Divide-and-Conquer | Partition-based Recursive Sort
Picture sorting a messy stack of graded exams by score. You grab one paper — call it the pivot — and make two piles: everyone who scored lower goes left, everyone higher goes right. That one paper is now sitting in its exact final rank, and you never touch it again. Then you play the same game on the left pile and the right pile, and on the piles inside those, until every pile is a single paper. The stack is sorted. That splitting move is the whole algorithm.
The single move that does all the work is the partition: walk through the group once, tossing each item to the correct side of the pivot. For a group of $n$ items that takes about $n-1$ comparisons — just one pass. If the pivot lands near the middle each time, the group roughly halves every round, so it takes about $\log_2 n$ rounds to shrink everything to singletons. One pass per round times $\log_2 n$ rounds gives roughly $n\log_2 n$ comparisons of work. For $n=16$ that is about $16\times4=64$ comparisons, versus $16^2=256$ for a clumsy compare-everything sort — already 4× cheaper, and the gap widens fast as $n$ grows.

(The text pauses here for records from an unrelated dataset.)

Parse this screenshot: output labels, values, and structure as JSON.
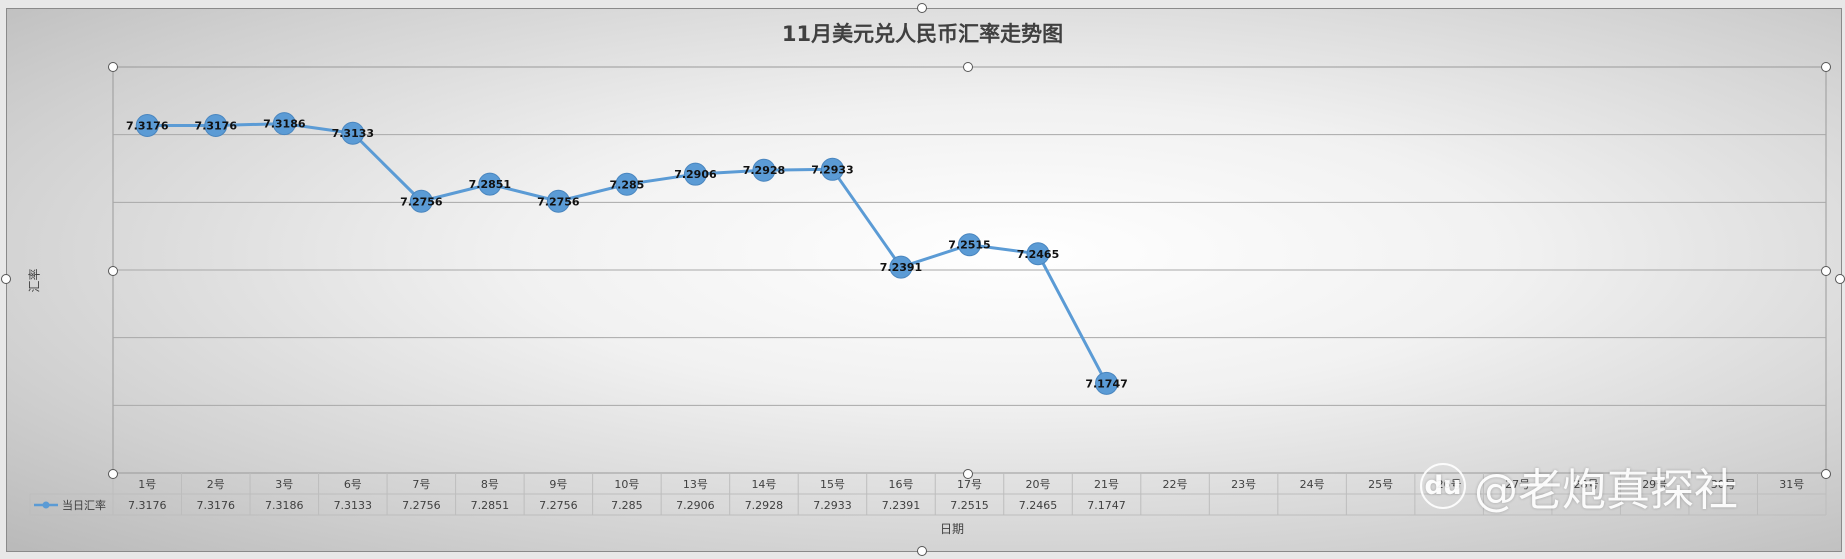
{
  "chart_data": {
    "type": "line",
    "title": "11月美元兑人民币汇率走势图",
    "xlabel": "日期",
    "ylabel": "汇率",
    "categories": [
      "1号",
      "2号",
      "3号",
      "6号",
      "7号",
      "8号",
      "9号",
      "10号",
      "13号",
      "14号",
      "15号",
      "16号",
      "17号",
      "20号",
      "21号",
      "22号",
      "23号",
      "24号",
      "25号",
      "26号",
      "27号",
      "28号",
      "29号",
      "30号",
      "31号"
    ],
    "series": [
      {
        "name": "当日汇率",
        "values": [
          7.3176,
          7.3176,
          7.3186,
          7.3133,
          7.2756,
          7.2851,
          7.2756,
          7.285,
          7.2906,
          7.2928,
          7.2933,
          7.2391,
          7.2515,
          7.2465,
          7.1747,
          null,
          null,
          null,
          null,
          null,
          null,
          null,
          null,
          null,
          null
        ],
        "labels": [
          "7.3176",
          "7.3176",
          "7.3186",
          "7.3133",
          "7.2756",
          "7.2851",
          "7.2756",
          "7.285",
          "7.2906",
          "7.2928",
          "7.2933",
          "7.2391",
          "7.2515",
          "7.2465",
          "7.1747",
          "",
          "",
          "",
          "",
          "",
          "",
          "",
          "",
          "",
          ""
        ]
      }
    ],
    "ylim": [
      7.125,
      7.35
    ],
    "grid": true,
    "legend": "data-table",
    "color": "#5b9bd5"
  },
  "watermark": {
    "logo": "du",
    "text": "@老炮真探社"
  }
}
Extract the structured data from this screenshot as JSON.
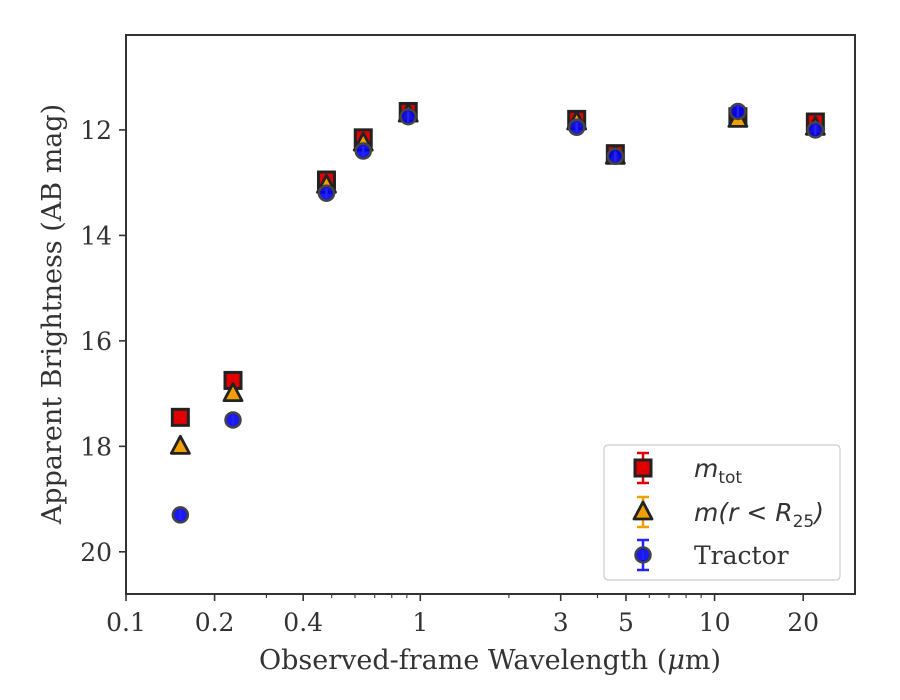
{
  "chart_data": {
    "type": "scatter",
    "xlabel_text": "Observed-frame Wavelength (",
    "xlabel_mu": "μ",
    "xlabel_rest": "m)",
    "ylabel": "Apparent Brightness (AB mag)",
    "xscale": "log",
    "yscale": "linear",
    "y_inverted": true,
    "xlim": [
      0.1,
      30
    ],
    "ylim": [
      20.8,
      10.2
    ],
    "xticks": [
      0.1,
      0.2,
      0.4,
      1,
      3,
      5,
      10,
      20
    ],
    "xtick_labels": [
      "0.1",
      "0.2",
      "0.4",
      "1",
      "3",
      "5",
      "10",
      "20"
    ],
    "yticks": [
      12,
      14,
      16,
      18,
      20
    ],
    "ytick_labels": [
      "12",
      "14",
      "16",
      "18",
      "20"
    ],
    "grid": false,
    "legend_position": "lower-right",
    "series": [
      {
        "name": "m_tot",
        "legend_main": "m",
        "legend_sub": "tot",
        "legend_post": "",
        "marker": "square",
        "color": "#e00000",
        "errcolor": "#e00000",
        "x": [
          0.153,
          0.231,
          0.48,
          0.64,
          0.91,
          3.4,
          4.6,
          12.0,
          22.0
        ],
        "y": [
          17.45,
          16.75,
          12.95,
          12.15,
          11.65,
          11.8,
          12.45,
          11.75,
          11.85
        ]
      },
      {
        "name": "m(r < R_25)",
        "legend_main": "m(r < R",
        "legend_sub": "25",
        "legend_post": ")",
        "marker": "triangle",
        "color": "#f0a000",
        "errcolor": "#f0a000",
        "x": [
          0.153,
          0.231,
          0.48,
          0.64,
          0.91,
          3.4,
          4.6,
          12.0,
          22.0
        ],
        "y": [
          18.0,
          17.0,
          13.05,
          12.25,
          11.7,
          11.85,
          12.5,
          11.8,
          11.95
        ]
      },
      {
        "name": "Tractor",
        "legend_main": "Tractor",
        "legend_sub": "",
        "legend_post": "",
        "marker": "circle",
        "color": "#0000ee",
        "errcolor": "#2222ff",
        "x": [
          0.153,
          0.231,
          0.48,
          0.64,
          0.91,
          3.4,
          4.6,
          12.0,
          22.0
        ],
        "y": [
          19.3,
          17.5,
          13.2,
          12.4,
          11.75,
          11.95,
          12.5,
          11.65,
          12.0
        ]
      }
    ]
  }
}
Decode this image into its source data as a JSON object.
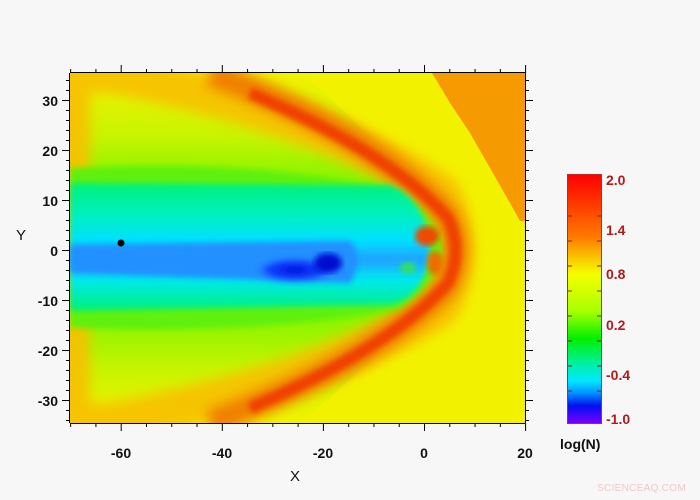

The average-case recurrence writes this down precisely: $T(n)=2T(n/2)+(n-1)$, which the Master Theorem (Case 2) closes to $\Theta(n\log n)$. But quicksort's speed is hostage to the pivot. A balanced split gives that happy $\log_2 n$ depth; a terrible pivot — always the largest or smallest element — peels off just one item per round, so $T(n)=T(n-1)+(n-1)=\tfrac{n(n-1)}{2}=\Theta(n^2)$. That is the worst case the simulation reproduces when you feed it sorted data with a last-element pivot. The cure is to choose the pivot well: a random pivot or median-of-3 makes the bad case astronomically unlikely. In the panel above, the Pivot Strategy menu and the Preset selector map straight onto this — the pivot choice is the single variable that swings the entire runtime between $n\log n$ and $n^2$.
| Symbol | Meaning |
|---|---|
| n | Number of elements |
| T(n) | Comparisons for array of size n |
| p | Partition index (0-indexed) |
| T(k) | Left subproblem of size k |
| T(n−k−1) | Right subproblem |
| I(n) | Inversions count |
❌ "Quicksort is always faster than Mergesort."
✅ Quicksort is faster on average with cache-friendly data, but Mergesort has guaranteed O(n log n) and is faster for linked lists or external sorting.
❌ "Pivot is always placed at the center after partition."
✅ Pivot ends up at its correct sorted position, which could be anywhere from index 0 to n−1 depending on input.
❌ "Quicksort is stable."
✅ Standard Quicksort is NOT stable. Equal elements can change relative order. Use Mergesort or TimSort if stability is required.
❌ Using lo + (hi-lo)/2 as pivot is equivalent to picking the median.
✅ That picks the middle-index element, not the median value. Median-of-3 requires comparing values, not just averaging indices.
❌ Always using i < j in Lomuto partition (should be j < hi).
✅ In Lomuto scheme, j runs from lo to hi−1. The condition is j < hi (not j <= hi, which would include the pivot in comparisons).
❌ Forgetting base case: calling QUICKSORT(A, lo, lo) unnecessarily.
✅ The base case is lo < hi (strictly less). A single element (lo == hi) or empty range (lo > hi) must immediately return without partitioning.